Fuera, en medio de la pradera de césped situada al este del Capitolio, el senador Scarborough lo estaba esperando con el rostro colorado e hinchado de ira.

—Será mejor que esta maldita alarma no sea una broma suya para convencernos de seguir adelante con su programa, Seavers —advirtió Scarborough.

—En absoluto, señor senador —respondió Seavers con vehemencia. Era millonario y por eso detestaba tener que pedir fondos federales o la aprobación de la agencia, sobre todo a los políticos. Eran aún peores que sus inversores privados—. Es más, creo que no hay nada de qué preocuparse.

—¿Y por qué diablos no va a haber nada?

—Eso dice mi sensor —contestó Seavers, tendiéndole al senador el biodetector.

Scarborough giró la chapa en sus manos y miró a Seavers con el más leve gesto de respeto.

—Quizá yo debiera tener uno de estos, ¿no?

—Desde luego, eso creo yo. Todos los senadores deberían tener uno, además de ponerse la vacuna de SeaGen.

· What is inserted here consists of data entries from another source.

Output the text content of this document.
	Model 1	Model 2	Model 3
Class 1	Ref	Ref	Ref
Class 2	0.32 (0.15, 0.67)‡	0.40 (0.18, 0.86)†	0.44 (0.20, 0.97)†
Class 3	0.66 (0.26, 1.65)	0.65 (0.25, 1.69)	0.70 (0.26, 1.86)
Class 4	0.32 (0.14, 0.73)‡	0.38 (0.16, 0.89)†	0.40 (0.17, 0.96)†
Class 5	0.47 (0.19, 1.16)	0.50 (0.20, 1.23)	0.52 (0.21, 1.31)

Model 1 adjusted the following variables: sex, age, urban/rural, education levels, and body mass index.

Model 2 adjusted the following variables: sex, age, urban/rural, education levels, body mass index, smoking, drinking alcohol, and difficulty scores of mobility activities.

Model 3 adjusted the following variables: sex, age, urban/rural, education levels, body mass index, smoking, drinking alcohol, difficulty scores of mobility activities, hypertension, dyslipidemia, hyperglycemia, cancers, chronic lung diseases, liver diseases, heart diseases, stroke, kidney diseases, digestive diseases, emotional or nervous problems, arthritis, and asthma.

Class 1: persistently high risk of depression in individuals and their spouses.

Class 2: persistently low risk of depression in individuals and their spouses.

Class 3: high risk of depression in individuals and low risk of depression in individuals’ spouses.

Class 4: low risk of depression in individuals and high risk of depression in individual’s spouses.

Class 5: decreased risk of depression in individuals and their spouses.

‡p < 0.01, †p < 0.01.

Scarborough musitó algo acerca de ondear la bandera blanca y se marchó en dirección a un grupo de sus empleados que lo esperaban junto a la línea policial.

Seavers miró su chapa detectora una vez más. No había nada, absolutamente nada en el aire que pudiera ser mortal, ni siquiera en pequeñas cantidades.

Volvió la vista hacia el edificio. En Washington D. C. eran frecuentes las falsas alarmas. Pero al dirigirse por el césped hacia la entrada este del Capitolio intuyó que algo andaba mal. Tras las líneas policiales, filas de furgonetas nuevas abarrotaban la calle. Podía oír a los periodistas hablar y hablar hasta quedarse sin aliento, aunque no había nada de qué informar de momento. Todo el mundo vagaba por allí, hablando y observando a los equipos del Departamento de Materiales Peligrosos entrar en el edificio mientras la gente salía: senadores, empleados y Serena Serghetti.

Entonces fue cuando sonó la alarma en su cabeza, una alarma que jamás se disparaba falsamente. ¿Qué estaba haciendo ella allí?

La respuesta surgió en su mente de inmediato: Conrad Yeats.